By David Han ’21

In many ant species, colonies are structured in a way that would be familiar to the rulers of feudal Europe: a large population of workers and soldiers labors under the control of a single queen. Unlike human monarchs, though, the ant queen is the sole reproductive individual in the colony, and in most cases has a dramatically longer lifespan than her workers. However, just as in human societies, significant variation in leadership dynamics and social order can occur between ant species.

One such outlier is the Argentine ant, which is one of the most widespread pest species in the world, having successfully colonized thousands of habitats with their densely-populated nests. These ants are polygynous, or have multiple queens in the same colony, which increases the rate of egg production compared to single-queen populations. While increasing colony size fast seems beneficial, polygyny has drawbacks; when resources are limited, multiple sources of leadership can lead to conflict, and the number of eggs each queen can produce drops the as the total number of queens increases.

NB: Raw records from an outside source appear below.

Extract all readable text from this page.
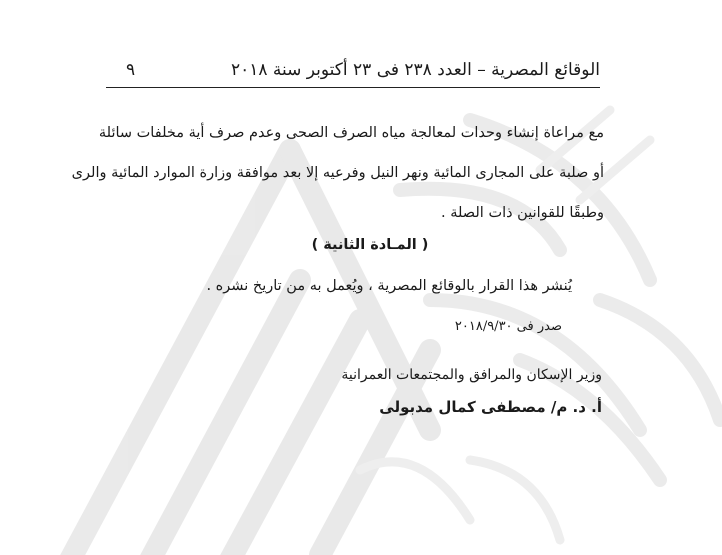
الوقائع المصرية – العدد ٢٣٨ فى ٢٣ أكتوبر سنة ٢٠١٨
٩
مع مراعاة إنشاء وحدات لمعالجة مياه الصرف الصحى وعدم صرف أية مخلفات سائلة
أو صلبة على المجارى المائية ونهر النيل وفرعيه إلا بعد موافقة وزارة الموارد المائية والرى
وطبقًا للقوانين ذات الصلة .
( المـادة الثانية )
يُنشر هذا القرار بالوقائع المصرية ، ويُعمل به من تاريخ نشره .
صدر فى ٢٠١٨/٩/٣٠
وزير الإسكان والمرافق والمجتمعات العمرانية
أ. د. م/ مصطفى كمال مدبولى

Past research on Argentine ants has found that the worker population uses a particularly brutal strategy to handle the problem of queen overload. Each spring, as if by ritual, the workers rise up and execute roughly 90% of the queens in the nest, leaving only a handful remaining to keep the colony alive. Initially, scientists were puzzled by this shocking behavior; the revolutionary ants killed both unrelated queens and ones they had close kinship to indiscriminately, and there were no immediate signs of queen quality, such as weight and rate of egg laying, that significantly influenced the decisions either.

To figure out what influences the decisions made worker ants, a study published in Scientific Reports this July examined factors that past work missed. Authors Silvia Abril and Crisanto Gomez decided to focus their work on a form of communication normally undetectable by humans: pheromone signalling. If humans spoke by spraying differently-scented perfumes at one another, that would be an approximation of how

ants tell each other what they’re doing, where they’re going, and what needs to be done to keep their colonies running.

In the case of the Argentine ants, pheromones produced by queens impact their interactions with workers and how many queens hatch from eggs; when pheromone levels are too high, new queens are blocked from hatching, which prevents new colonies from being founded, and when they are too low, too many queens hatch and cannot all be cared for by the colony. For this reason, Abril and Gomez decided to look at factors that impact pheromone production, such as the number of pheromone-producing queens in a colony, the temperature, and the specific chemicals the queens were making.

When the scientists examined lab-grown colonies of the ants at different temperatures, they found that worker ants in hotter nests and ants in nests with more starting queens both killed off a greater percentage of their queens. This might happen because both changes move the queen pheromone concentration in the nest away from the “sweet spot” at which the right number of new queens can hatch. In hot nests, queens struggle to produce enough pheromones, while in nests with too many queens, pheromone levels spike.

A third factor that Abril and Gomez considered was the specific chemical “fingerprint” of the queens. By using a technique called gas chromatography, the levels of two specific pheromones that are associated with higher egg-laying rates were measured, and the pair found that the queens that survived produced the highest levels of both. For this reason, they concluded that the workers can sense which queens are

the most worthwhile to keep in the colony and may base their “execution” decisions off of that.

Although more work could definitely be done to pinpoint exactly why Argentine ants regulate their queen population this way, this story challenges common narratives about how ant social systems are controlled; while in some ways the queen lives the high life in the colony, in the end workers may really run the show.